Accurate RNA splicing is essential for gene expression and human health, yet predicting how DNA sequence variations affect splicing remains a major challenge. Although recent artificial intelligence (AI) models have improved splice site prediction, many struggle to capture regulatory signals located thousands of DNA bases away from the sites they influence. This limitation restricts our ability to understand disease-causing mutations and the complex mechanisms governing RNA processing, particularly in disorders ranging from genetic diseases to cancer.
To address these challenges, Professor Kenta Nakai from the Human Genome Center, the Institute of Medical Science and Ms. Yuna Miyachi, a Ph.D. student, from the Department of Computer Science, Graduate School of Information Science and Technology, both at The University of Tokyo, Japan, developed SpliceSelectNet (SSNet), a hierarchical Transformer-based deep learning framework for splice site prediction. Their study, published in Nucleic Acids Research on June 22, 2026, introduces a computational approach capable of analyzing DNA sequences spanning up to 100,000 base pairs while maintaining single-nucleotide resolution. By combining local and global attention mechanisms, SSNet efficiently captures both nearby and distant regulatory signals that contribute to RNA splicing.
Many existing computational tools struggle to model long-range genomic interactions because the computational cost increases rapidly with sequence length. To overcome this limitation, SSNet divides long DNA sequences into smaller blocks, analyzes local patterns within each block, and then integrates information across the entire sequence through a hierarchical attention process. This design allows the model to preserve dense attention while remaining computationally efficient. In addition, the researchers enabled visualization of attention scores, allowing them to identify which DNA regions the model considered important during prediction.
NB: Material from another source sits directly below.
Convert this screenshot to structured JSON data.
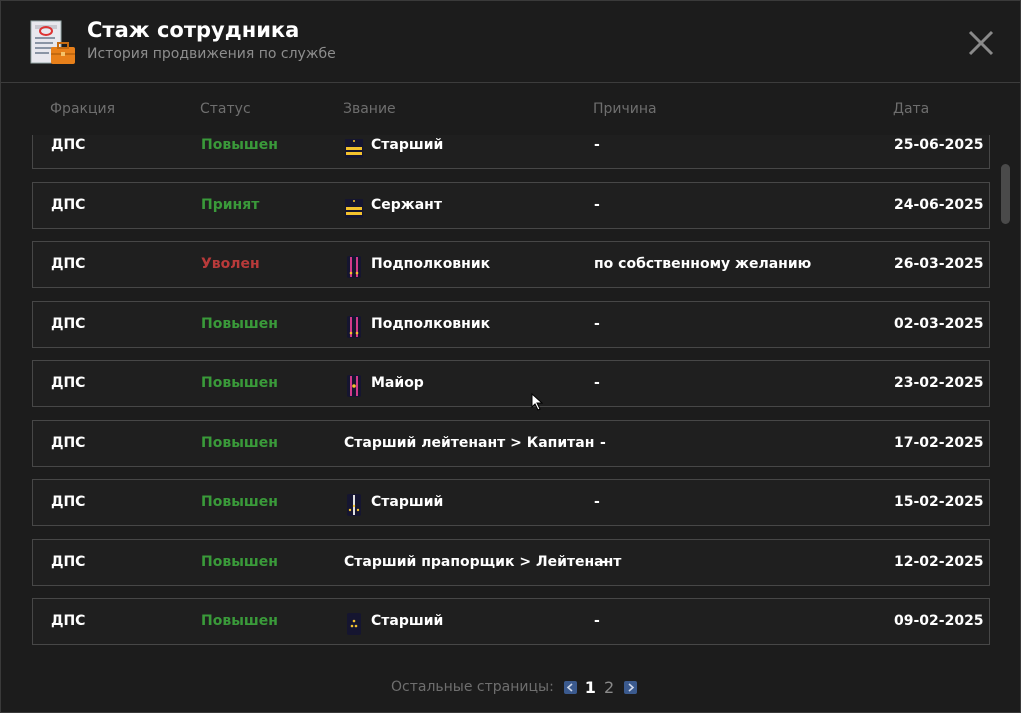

The model was trained and evaluated using several large genomic datasets and benchmarked against leading splice prediction systems. Across multiple validation datasets, SSNet achieved state-of-the-art performance for splice site prediction and aberrant splicing detection. The researchers also showed that the model could capture the effects of distant regulatory sequences beyond the effective range of conventional convolutional neural network approaches. In simulations using the DMD gene and evaluations of pathogenic variants from ClinVar, SSNet maintained sensitivity to regulatory signals located many thousands of base pairs from the affected splice site.
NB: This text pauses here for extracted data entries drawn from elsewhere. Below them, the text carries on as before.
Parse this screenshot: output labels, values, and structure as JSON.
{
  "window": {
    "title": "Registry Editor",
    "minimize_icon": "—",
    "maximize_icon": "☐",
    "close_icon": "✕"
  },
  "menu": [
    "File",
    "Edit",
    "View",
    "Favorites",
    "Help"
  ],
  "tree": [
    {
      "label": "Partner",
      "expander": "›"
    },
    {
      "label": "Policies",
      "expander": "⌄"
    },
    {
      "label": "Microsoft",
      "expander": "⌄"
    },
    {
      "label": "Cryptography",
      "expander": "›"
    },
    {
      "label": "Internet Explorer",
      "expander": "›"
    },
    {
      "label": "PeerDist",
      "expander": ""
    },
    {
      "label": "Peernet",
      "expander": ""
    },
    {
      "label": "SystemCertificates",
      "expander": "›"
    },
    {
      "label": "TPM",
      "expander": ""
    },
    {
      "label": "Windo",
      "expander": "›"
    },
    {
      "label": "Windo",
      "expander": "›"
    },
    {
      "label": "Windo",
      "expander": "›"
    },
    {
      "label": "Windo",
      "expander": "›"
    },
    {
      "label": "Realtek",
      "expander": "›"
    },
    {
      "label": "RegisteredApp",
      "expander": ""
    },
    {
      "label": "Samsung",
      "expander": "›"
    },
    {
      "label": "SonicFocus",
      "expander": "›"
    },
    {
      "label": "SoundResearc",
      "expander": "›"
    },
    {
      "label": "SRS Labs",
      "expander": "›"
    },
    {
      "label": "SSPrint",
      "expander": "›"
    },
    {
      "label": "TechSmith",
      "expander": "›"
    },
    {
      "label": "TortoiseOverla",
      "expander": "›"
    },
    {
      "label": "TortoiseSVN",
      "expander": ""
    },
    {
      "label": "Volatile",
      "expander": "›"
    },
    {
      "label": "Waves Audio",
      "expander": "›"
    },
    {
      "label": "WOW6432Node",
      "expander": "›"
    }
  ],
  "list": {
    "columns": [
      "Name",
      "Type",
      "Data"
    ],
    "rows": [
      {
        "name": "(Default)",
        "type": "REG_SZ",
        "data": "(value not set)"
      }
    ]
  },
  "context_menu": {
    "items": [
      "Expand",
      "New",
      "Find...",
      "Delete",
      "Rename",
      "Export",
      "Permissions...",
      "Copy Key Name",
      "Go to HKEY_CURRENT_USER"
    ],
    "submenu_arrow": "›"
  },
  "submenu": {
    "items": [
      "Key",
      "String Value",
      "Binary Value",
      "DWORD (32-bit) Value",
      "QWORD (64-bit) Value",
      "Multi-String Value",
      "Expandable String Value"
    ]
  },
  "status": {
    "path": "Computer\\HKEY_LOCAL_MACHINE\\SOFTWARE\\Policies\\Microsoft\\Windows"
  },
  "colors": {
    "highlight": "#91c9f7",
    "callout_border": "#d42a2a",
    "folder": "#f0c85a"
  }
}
"The key achievement of this work is that we successfully modeled ultra-long-range genomic interactions while preserving high computational efficiency and single-nucleotide resolution," says Prof. Nakai. "We also demonstrated that the regions highlighted by the model closely correspond to biologically meaningful regulatory elements, helping to bridge predictive accuracy and biological interpretability."
The study suggests that hierarchical Transformer architectures could become valuable tools beyond splice site prediction. The same framework may support future research into promoter-enhancer interactions, three-dimensional genome organization, and broader DNA language models. The researchers also expect opportunities for collaboration with researchers in clinical and genomic medicine, where the technology could help screen variants in non-coding regions that currently have uncertain significance. In pharmaceutical research, the approach could assist in designing oligonucleotide therapeutics that target abnormal splicing.
"Many existing AI models for DNA analysis were adapted from natural language processing, but DNA has fundamentally different properties," explains Ms. Miyachi. "By redesigning the architecture to account for long-range genomic interactions and strict sequence resolution, we aimed to create a system better suited to biological reality."
By enabling accurate and interpretable analysis of genomic regions spanning up to 100,000 base pairs, SSNet represents a significant advance in computational genomics. Its ability to capture long-range regulatory signals while maintaining single-nucleotide precision provides a powerful new framework for studying RNA splicing, interpreting disease-associated variants, and advancing the development of precision genomic medicine.